Il est des annonces qui passent inaperçues et qui, pourtant, méritent qu’on s’y arrête. Le lancement d’AventureCloudz, plateforme de développement cloud portée par l’accélérateur public Algeria Venture, est de celles-là. Discrète dans sa forme, cette initiative est en réalité une décision stratégique majeure, qui dit beaucoup sur la maturité croissante de l’écosystème numérique algérien.

Pendant des années, le développeur algérien qui voulait bâtir une application, la tester et la déployer n’avait guère le choix : il se tournait vers les grands fournisseurs internationaux (AWS, Google Cloud, Microsoft Azure) payait en devises, soumettait ses données à des législations étrangères et s’exposait aux aléas du Cloud Act étranger, cette loi extraterritoriale qui autorise à accéder à des données hébergées par des entreprises de droit de ces pays, où qu’elles se trouvent dans le monde.

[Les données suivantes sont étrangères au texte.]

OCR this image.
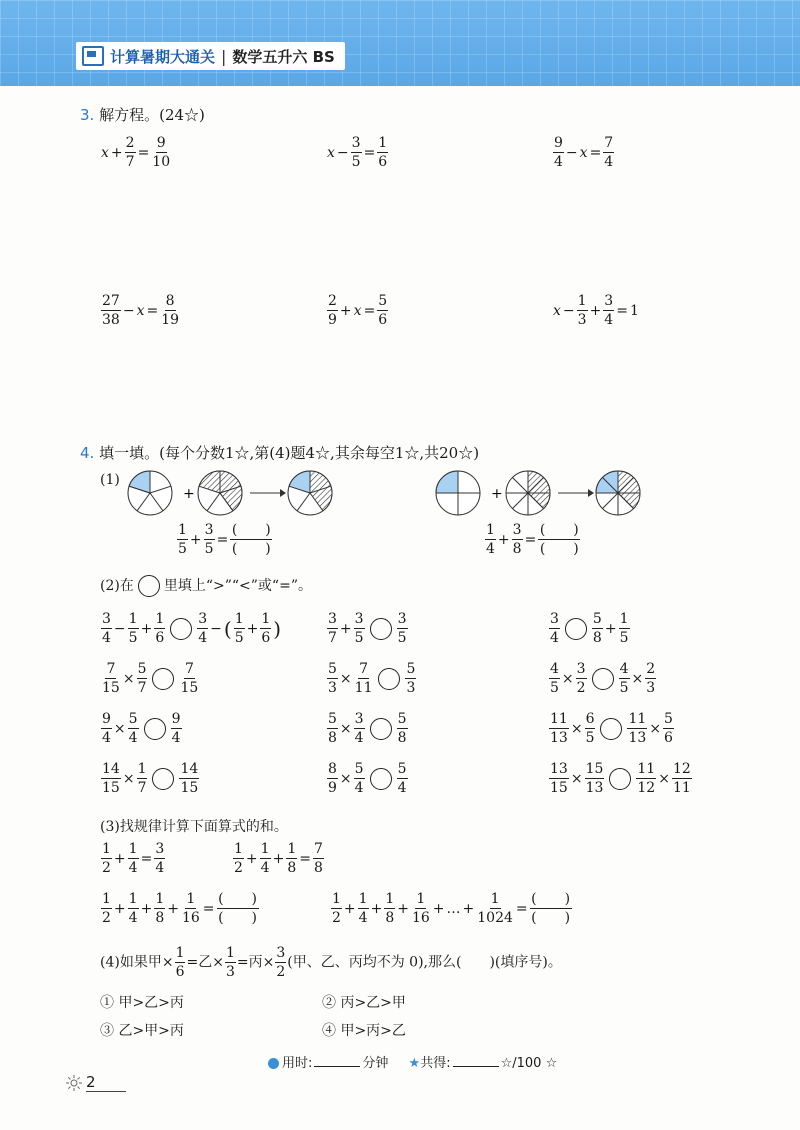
计算暑期大通关 | 数学五升六 BS
3. 解方程。(24☆)
$x + \frac{2}{7} = \frac{9}{10}$	$x - \frac{3}{5} = \frac{1}{6}$	$\frac{9}{4} - x = \frac{7}{4}$
$\frac{27}{38} - x = \frac{8}{19}$	$\frac{2}{9} + x = \frac{5}{6}$	$x - \frac{1}{3} + \frac{3}{4} = 1$
4. 填一填。(每个分数1☆,第(4)题4☆,其余每空1☆,共20☆)
(1)
+	+
$\frac{1}{5} + \frac{3}{5} = \frac{( )}{( )}$	$\frac{1}{4} + \frac{3}{8} = \frac{( )}{( )}$
(2)在 里填上“>”“<”或“=”。
$\frac{3}{4} - \frac{1}{5} + \frac{1}{6} \frac{3}{4}$ − ( $\frac{1}{5} + \frac{1}{6}$ )	$\frac{3}{7} + \frac{3}{5} \frac{3}{5}$	$\frac{3}{4} \frac{5}{8} + \frac{1}{5}$
$\frac{7}{15} \times \frac{5}{7} \frac{7}{15}$	$\frac{5}{3} \times \frac{7}{11} \frac{5}{3}$	$\frac{4}{5} \times \frac{3}{2} \frac{4}{5} \times \frac{2}{3}$
$\frac{9}{4} \times \frac{5}{4} \frac{9}{4}$	$\frac{5}{8} \times \frac{3}{4} \frac{5}{8}$	$\frac{11}{13} \times \frac{6}{5} \frac{11}{13} \times \frac{5}{6}$
$\frac{14}{15} \times \frac{1}{7} \frac{14}{15}$	$\frac{8}{9} \times \frac{5}{4} \frac{5}{4}$	$\frac{13}{15} \times \frac{15}{13} \frac{11}{12} \times \frac{12}{11}$
(3)找规律计算下面算式的和。
$\frac{1}{2} + \frac{1}{4} = \frac{3}{4}$	$\frac{1}{2} + \frac{1}{4} + \frac{1}{8} = \frac{7}{8}$
$\frac{1}{2} + \frac{1}{4} + \frac{1}{8} + \frac{1}{16} = \frac{( )}{( )}$	$\frac{1}{2} + \frac{1}{4} + \frac{1}{8} + \frac{1}{16}$ + … + $\frac{1}{1024} = \frac{( )}{( )}$
(4)如果甲× $\frac{1}{6}$ =乙× $\frac{1}{3}$ =丙× $\frac{3}{2}$ (甲、乙、丙均不为 0),那么(　　)(填序号)。
① 甲>乙>丙	② 丙>乙>甲
③ 乙>甲>丙	④ 甲>丙>乙
用时:	分钟 ★共得:	☆/100 ☆
2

Ce n’était pas une fatalité, mais cela en avait tous les airs.

AventureCloudz rompt avec cette logique de dépendance. En proposant une plateforme de type PaaS (Platform as a Service) hébergée dans les data centers algériens de Djezzy Cloud, elle offre aux startups et aux développeurs un cadre souverain : les données restent sur le sol national, soumises au droit algérien et, notamment, à la loi 18-07 du 10 juin 2018 relative à la protection des données personnelles. C’est simple, mais c’est fondamental.

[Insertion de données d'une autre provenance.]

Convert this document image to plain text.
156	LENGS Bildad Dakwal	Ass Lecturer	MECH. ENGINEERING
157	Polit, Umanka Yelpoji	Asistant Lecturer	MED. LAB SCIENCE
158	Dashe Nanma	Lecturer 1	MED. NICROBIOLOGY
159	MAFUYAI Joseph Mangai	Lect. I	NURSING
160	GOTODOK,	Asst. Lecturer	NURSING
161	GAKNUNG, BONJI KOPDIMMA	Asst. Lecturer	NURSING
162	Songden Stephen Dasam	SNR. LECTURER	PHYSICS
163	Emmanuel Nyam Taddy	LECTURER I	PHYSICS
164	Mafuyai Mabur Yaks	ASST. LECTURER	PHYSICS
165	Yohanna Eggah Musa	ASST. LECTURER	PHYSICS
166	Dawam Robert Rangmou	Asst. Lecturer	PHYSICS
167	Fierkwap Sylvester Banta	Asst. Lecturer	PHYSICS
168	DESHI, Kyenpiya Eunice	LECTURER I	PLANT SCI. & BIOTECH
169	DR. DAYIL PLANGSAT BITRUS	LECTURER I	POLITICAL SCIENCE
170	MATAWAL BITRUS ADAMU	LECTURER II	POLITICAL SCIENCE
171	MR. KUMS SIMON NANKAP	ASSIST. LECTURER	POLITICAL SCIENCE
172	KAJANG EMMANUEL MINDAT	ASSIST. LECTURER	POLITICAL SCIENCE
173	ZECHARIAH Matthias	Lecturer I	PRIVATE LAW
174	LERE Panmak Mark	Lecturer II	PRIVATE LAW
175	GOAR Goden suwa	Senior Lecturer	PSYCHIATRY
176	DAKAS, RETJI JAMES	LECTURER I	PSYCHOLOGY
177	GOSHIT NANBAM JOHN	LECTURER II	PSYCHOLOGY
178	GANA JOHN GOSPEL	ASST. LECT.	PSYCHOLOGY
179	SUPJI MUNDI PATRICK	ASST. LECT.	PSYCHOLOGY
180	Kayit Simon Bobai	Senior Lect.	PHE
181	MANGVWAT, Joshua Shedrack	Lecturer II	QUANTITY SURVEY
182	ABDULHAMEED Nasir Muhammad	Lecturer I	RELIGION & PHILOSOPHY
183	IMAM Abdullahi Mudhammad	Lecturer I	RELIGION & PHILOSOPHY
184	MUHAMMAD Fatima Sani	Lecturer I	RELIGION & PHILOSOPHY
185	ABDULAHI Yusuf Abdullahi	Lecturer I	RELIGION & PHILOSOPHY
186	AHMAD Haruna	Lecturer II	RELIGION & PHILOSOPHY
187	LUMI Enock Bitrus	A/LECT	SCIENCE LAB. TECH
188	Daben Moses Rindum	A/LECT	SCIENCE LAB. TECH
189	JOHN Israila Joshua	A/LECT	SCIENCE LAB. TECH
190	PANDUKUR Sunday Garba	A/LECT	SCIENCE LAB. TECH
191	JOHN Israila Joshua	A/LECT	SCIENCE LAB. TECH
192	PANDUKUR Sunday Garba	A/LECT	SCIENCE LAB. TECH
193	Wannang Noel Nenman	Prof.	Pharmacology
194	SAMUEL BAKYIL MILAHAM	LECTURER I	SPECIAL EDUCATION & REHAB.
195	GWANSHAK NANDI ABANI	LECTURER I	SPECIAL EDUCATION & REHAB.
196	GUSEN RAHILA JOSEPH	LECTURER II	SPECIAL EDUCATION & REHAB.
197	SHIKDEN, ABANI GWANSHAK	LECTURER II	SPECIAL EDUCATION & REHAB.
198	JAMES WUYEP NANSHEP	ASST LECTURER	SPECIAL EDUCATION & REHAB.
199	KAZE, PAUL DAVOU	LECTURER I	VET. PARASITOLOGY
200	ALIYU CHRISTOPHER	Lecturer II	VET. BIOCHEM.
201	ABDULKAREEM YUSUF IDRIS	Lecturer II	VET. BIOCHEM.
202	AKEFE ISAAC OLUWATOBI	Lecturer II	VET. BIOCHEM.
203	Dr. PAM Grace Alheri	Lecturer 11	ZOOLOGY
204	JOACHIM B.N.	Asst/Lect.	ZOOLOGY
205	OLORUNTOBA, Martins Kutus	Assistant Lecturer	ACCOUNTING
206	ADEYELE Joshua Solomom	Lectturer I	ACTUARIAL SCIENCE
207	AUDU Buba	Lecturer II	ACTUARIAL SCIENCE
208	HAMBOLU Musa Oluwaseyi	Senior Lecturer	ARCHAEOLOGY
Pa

Ce qui distingue encore davantage cette initiative, c’est la qualité de ses choix technologiques. Adossée à la couche logicielle open-source Tau, développée par la plateforme Taubyte et publiée sous licence BSD-3-Clause, AventureCloudz n’est pas une boîte noire. Son code est auditable, modifiable, redéployable. En d’autres termes, l’Algérie ne s’enferme pas dans une nouvelle dépendance en cherchant à s’affranchir des anciennes. Elle opte pour la transparence et la liberté technologique, deux exigences essentielles pour tout cloud qui se revendique réellement souverain.

L’intégration de l’intelligence artificielle dans les fonctionnalités de développement est un signal supplémentaire : cette plateforme n’est pas pensée pour le présent seulement, elle est conçue pour accompagner les besoins de demain.

Au-delà de la souveraineté des données, l’enjeu est aussi profondément économique. Accéder à une infrastructure cloud internationale, c’est payer en devises, une contrainte réglementaire lourde pour de jeunes pousses algériennes en phase d’amorçage, qui cherchent précisément à réduire leurs coûts et à accélérer leur croissance. En proposant une alternative locale, AventureCloudz lève un frein structurel qui bridait silencieusement l’essor de milliers de startups labellisées, dont beaucoup ont aujourd’hui la capacité de passer à une nouvelle échelle de développement, mais manquaient des outils pour le faire. Il serait réducteur de voir dans AventureCloudz un simple outil technique de plus. C’est un signal politique et économique fort : l’Algérie entend désormais maîtriser les fondations numériques de son développement.